Primo Maggio 2023: la prima volta che si ricorda la festa del Lavoro avendo in carica, in Italia, un governo dichiaratamente di destra che oggi presenterà ai sindacati ( esclusa l’USB e inclusa l’UGL oltre a CGIL-CISL-UIL) un “Piano del Lavoro” che può ben essere definito “Piano della Precarietà” e che può essere così riassunto: “Più voucher e contratti a termine Il governo rilancia i mini jobs e l’occupazione flessibile. Il governo risponde così alle richieste delle aziende, un tempo determinato può durare 36 mesi senza causale. E per la stagione estiva largo ai tagliandi da 10 euro lordi all’ora, 7 euro e mezzo netti.”
Si tratta, è bene ricordarlo, di un passaggio – questo della destra – che viene da lontano: dalla precarizzazione voluta dal Governo Renzi con il Job Act, dall’abolizione dell’articolo 18 e da tante altre storie.
Nella sinistra, nel sindacato, nel mondo del lavoro se si vuole ripartire non si può cancellare l’analisi del passato e soprattutto bisogna tornare ai “fondamentali”.
Andando per ordine:
“L’Italia è una Repubblica democratica, fondata sul lavoro.
La sovranità appartiene al popolo, che la esercita nelle forme e nei limiti della Costituzione”.
Tutti conoscono il dettato dell’articolo 1 della nostra Costituzione, che ho riportato qui sopra soltanto allo scopo di far seguire un brevissimo ragionamento circa il significato di queste frasi e trarne alcune considerazioni d’attualità.
La Repubblica democratica è la forma di governo scelta dalle elettrici e dagli elettori il 2 giugno 1946 contrapponendola alla monarchia.
La Repubblica democratica si caratterizza per la partecipazione del popolo al governo dello Stato, mediante l’elezione degli organi del potere legislativo da parte di tutti i cittadini.

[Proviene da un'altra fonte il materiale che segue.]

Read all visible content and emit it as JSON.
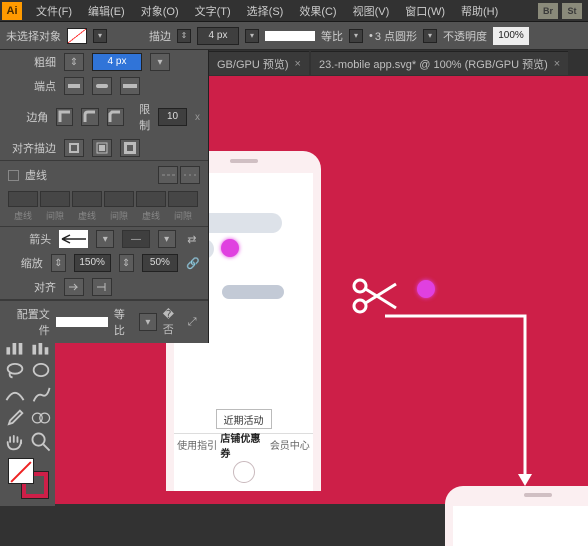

Sotto quest’aspetto attraverso il dettato costituzionale si rende operante il principio della sovranità popolare e si compie una scelta ben precisa: quella della prevalenza della forma di “Democrazia Rappresentativa” attuata con l’elezione da parte delle elettrici e degli elettori dei loro rappresentanti al Parlamento e ai Consigli degli Enti territoriali. Una scelta rafforzata dalla necessità del voto di fiducia al Governo da parte delle Camere e dall’elezione in forma indiretta del Presidente della Repubblica.
Esistono nella previsione costituzionale anche forme di democrazia diretta, ma ben delimitate e circoscritte in due ambiti ben precisi: quello del referendum abrogativo (il referendum confermativo per atti di modifica della Costituzione è, invece, eventuale conseguenza dell’esito di una votazione parlamentare) e quello della potestà di presentazione di progetti di legge a iniziativa popolare. Democrazia diretta che si trova in una condizione evidente di minorità rispetto alla Democrazia rappresentativa.
L’altro elemento da rimarcare, in quest’occasione, riguarda il tema del Lavoro, così come questo è configurato nel dettato dell’articolo1.
Il Lavoro è considerato dalla Costituzione il valore fondamentale che qualifica la forma dello Stato: s’impone così il perseguimento di una politica di difesa sociale, tesa a eliminare le diseguaglianze e i privilegi economici attraverso la promozione e la tutela privilegiata di ogni attività lavorativa.
Nella sostanza, con il dettato del suo articolo 1 la Costituzione Repubblicana afferma il principio dello Stato di diritto che prevede la separazione dei poteri e la supremazia della legge su tutti gli altri poteri pubblici, ma lo vivifica sottolineando il carattere democratico della Repubblica e affermando il primato della Costituzione che è il manifesto dei principi e dei diritti fondamentali.
La Repubblica, che si basa unicamente sul consenso popolare, riconosce il lavoro come principio basilare della società nel senso dello Stato sociale e on conferisce più alcun valore al censo, ossia al possesso di ricchezze, soprattutto quelle ereditariamente acquisite, o ai privilegi di nascita o di casta, ma favorisce tutte le iniziative necessarie per garantire l’eguale dignità sociale e affermare il diritto del lavoro per tutti.
Da questo punto tutto il resto che è stato abbondantemente messo da parte nel corso degli anni.